After you notify the insurance company and leasing company that you’re in an accident, you typically take the vehicle to a body shop for a repair estimate. The insurance company might recommend a body shop, or you can find one on your own.
The insurance company looks at the damage to your vehicle to make an estimate of the cost to repair the damage. That estimate is typically what the insurance company pays you up to the limits of your policy. You likely also have a deductible to meet before the insurance company pays for your losses.
For example, consider you’re in an accident. You take the vehicle to Betty’s Body Shop. Betty says that your vehicle needs $3,000 in repairs.
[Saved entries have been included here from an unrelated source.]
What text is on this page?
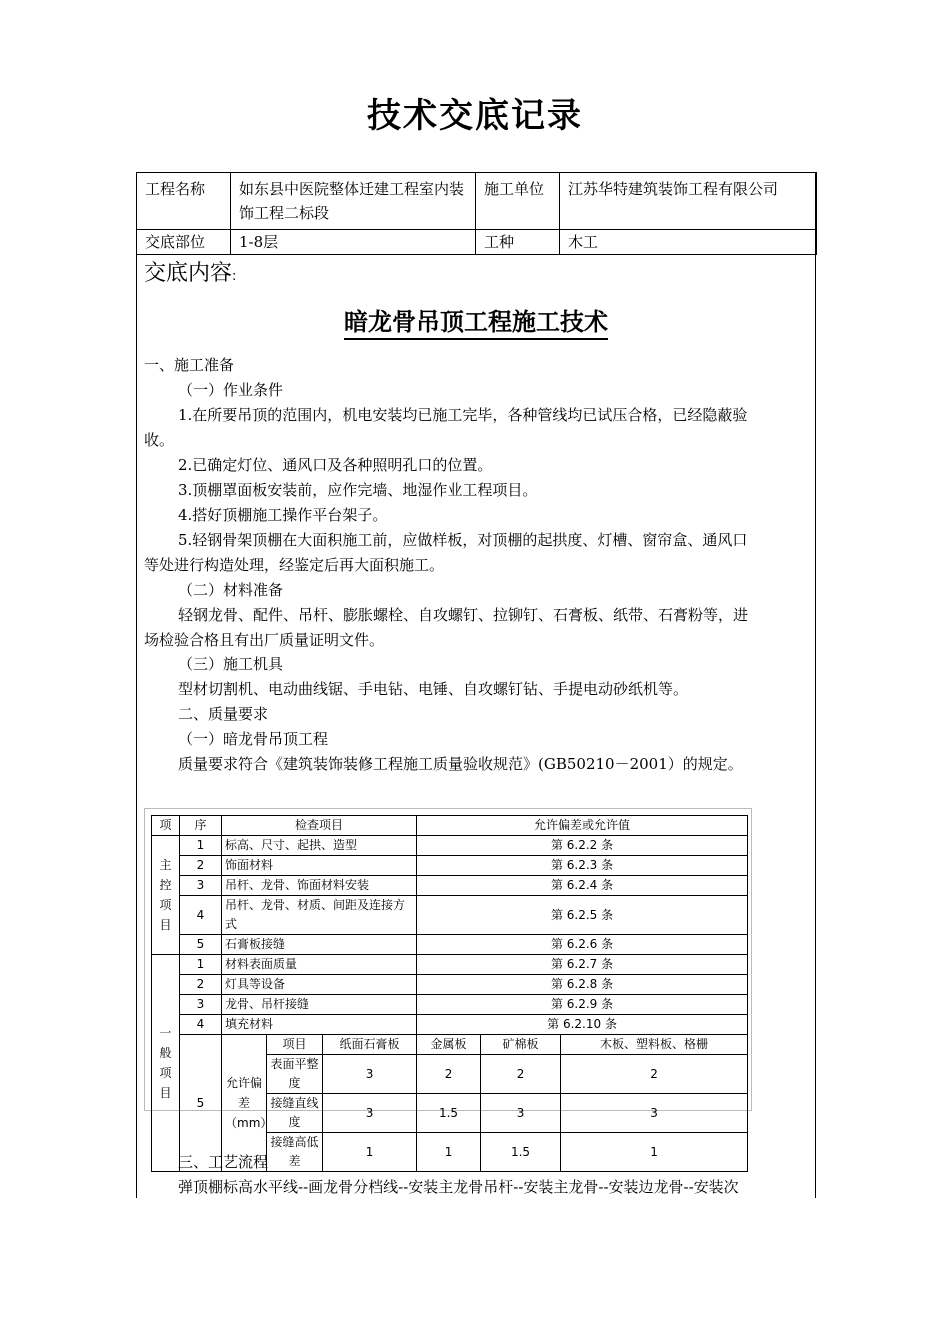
技术交底记录
工程名称	如东县中医院整体迁建工程室内装饰工程二标段	施工单位	江苏华特建筑装饰工程有限公司
交底部位	1-8层	工种	木工
交底内容:
暗龙骨吊顶工程施工技术
一、施工准备
（一）作业条件
1.在所要吊顶的范围内，机电安装均已施工完毕，各种管线均已试压合格，已经隐蔽验
收。
2.已确定灯位、通风口及各种照明孔口的位置。
3.顶棚罩面板安装前，应作完墙、地湿作业工程项目。
4.搭好顶棚施工操作平台架子。
5.轻钢骨架顶棚在大面积施工前，应做样板，对顶棚的起拱度、灯槽、窗帘盒、通风口
等处进行构造处理，经鉴定后再大面积施工。
（二）材料准备
轻钢龙骨、配件、吊杆、膨胀螺栓、自攻螺钉、拉铆钉、石膏板、纸带、石膏粉等，进
场检验合格且有出厂质量证明文件。
（三）施工机具
型材切割机、电动曲线锯、手电钻、电锤、自攻螺钉钻、手提电动砂纸机等。
二、质量要求
（一）暗龙骨吊顶工程
质量要求符合《建筑装饰装修工程施工质量验收规范》(GB50210－2001）的规定。
项	序	检查项目			允许偏差或允许值		
主控项目	1	标高、尺寸、起拱、造型			第 6.2.2 条		
	2	饰面材料			第 6.2.3 条		
	3	吊杆、龙骨、饰面材料安装			第 6.2.4 条		
	4	吊杆、龙骨、材质、间距及连接方式			第 6.2.5 条		
	5	石膏板接缝			第 6.2.6 条		
一般项目	1	材料表面质量			第 6.2.7 条		
	2	灯具等设备			第 6.2.8 条		
	3	龙骨、吊杆接缝			第 6.2.9 条		
	4	填充材料			第 6.2.10 条		
	5	允许偏差（mm）	项目	纸面石膏板	金属板	矿棉板	木板、塑料板、格栅
			表面平整度	3	2	2	2
			接缝直线度	3	1.5	3	3
			接缝高低差	1	1	1.5	1
三、工艺流程
弹顶棚标高水平线--画龙骨分档线--安装主龙骨吊杆--安装主龙骨--安装边龙骨--安装次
You have a $500 deductible and a $10,000 insurance limit. Your insurance company pays you $2500 to make the repairs. On the other hand, if your damages are $12,000 and you have a $10,000 insurance policy, the insurance company pays you $9500. That amount represents the $10,000 policy limit minus your $500 deductible.
What Happens If the Car Gets Totaled?
The body shop looks at the damages to your vehicle. If it’s going to cost more than 65 percent of the value of the vehicle to repair it, the insurance company may declare the vehicle a total loss. In that case, your insurance pays you for the cost of repairs. If your car gets totaled, your insurance typically pays you for the current, actual value of the vehicle. However, you still owe the leasing company for the remaining payments under the lease.
For example, consider you’re in an accident in your leased vehicle. The current value of the vehicle is $5,000. You have a deductible of $500. Your insurance company agrees to pay you $4500 for the actual value of the vehicle minus the deductible. However, you still owe $7,000 to the leasing company. The leasing company expects you to pay the entire amount. You’re on the hook to pay $2500 to the leasing company.
Fortunately, you can buy insurance coverage to help you in a situation where the value of your leased vehicle doesn’t cover the amount that you still owe after an accident. Insurance coverage to make up the difference between the value of your vehicle and your obligations under your lease is called gap coverage.
Gap coverage is a lifesaver for drivers who don’t want to worry about paying a large sum of money if they’re unexpectedly in a crash. Some leasing companies require you to have gap insurance.
What About Fault for the Accident?
If another driver causes the accident, you have a right to compensation for your damages. Your losses include the damage to your vehicle as well as compensation for any physical injuries and other economic and non-economic damages.
In Nevada, the driver that causes the accident has to pay for the damages. You may bring a claim against the other driver and their insurance company to cover your losses.
How Can an Attorney Help?
If you’re in an accident in a leased vehicle, a skilled accident attorney can help you determine the best plan of action to get the recovery that you deserve.
Your lawyer will help you determine what to do to fulfill the terms of your lease and maximize your compensation. They can help you determine what damages you may be eligible to receive from the other driver and how to claim your damages.